For things like moonshots/other bets, the "build something awesome but don't monetize it" makes a lot of sense, since the entire point of that division seems to be "build something awesome and see if it is sustainable too". More often than not, unfortunately, the answer is no.

In fact, if anything, I'd reverse the cause and effect in your idea. If we presuppose that there is this dichotomy in people and it affect google's motives and goals as a company, then this would influence the tech hiring practices to be the way they are, not vice versa.



> I very much doubt that many of the people (broadly) deciding which products to support and which to drop were hired via a new-grad-like interview process.

I'm confused as to why you doubt that. Google's been around for almost 20 years. Their interviewing process has been around since at least 2003.[1] It's 100% possible that somebody was hired, ended up in higher management, and graduated to making driving decisions (at least over a particular area) in that time, unless your suggestion is that nobody who enters as a new grad ever stays long enough to get to that level, which at Google (vs other SV companies) seems unlikely.
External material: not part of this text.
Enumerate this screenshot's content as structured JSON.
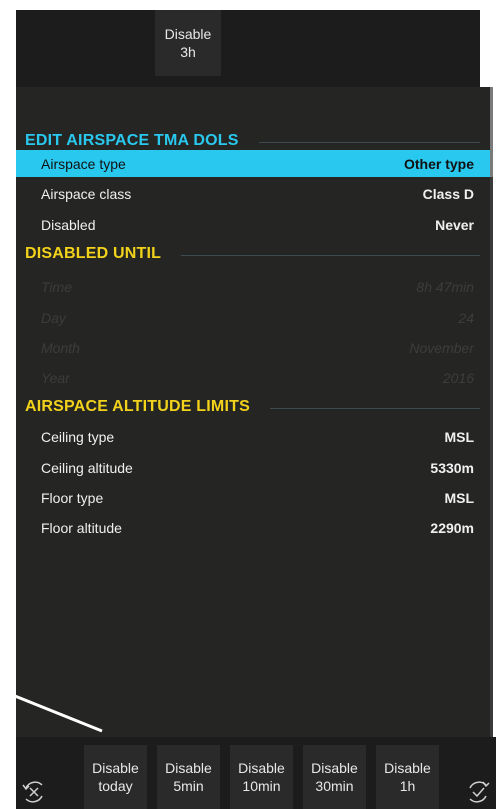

[1] http://jeremy.zawodny.com/blog/archives/000616.html

> For things like moonshots/other bets, the "build something awesome but don't monetize it" makes a lot of sense, since the entire point of that division seems to be "build something awesome and see if it is sustainable too". More often than not, unfortunately, the answer is no.

It does make sense, it's more the messaging around those kinds of projects that tends to get lost. You end up in situations where thousands or sometimes millions of users are relying on a "beta" product, which has no monetization strategy, and then gets scrapped. It's a pattern that's still unpleasant for end users and not great for Google's reputation.

> If we presuppose that there is this dichotomy in people and it affect google's motives and goals as a company, then this would influence the tech hiring practices to be the way they are, not vice versa.

That's a great point, and likely, assuming of course that Google started this way (I think it likely did, given its founders' backgrounds). It creates a self-perpetuating cycle, though, which still ends up being problematic.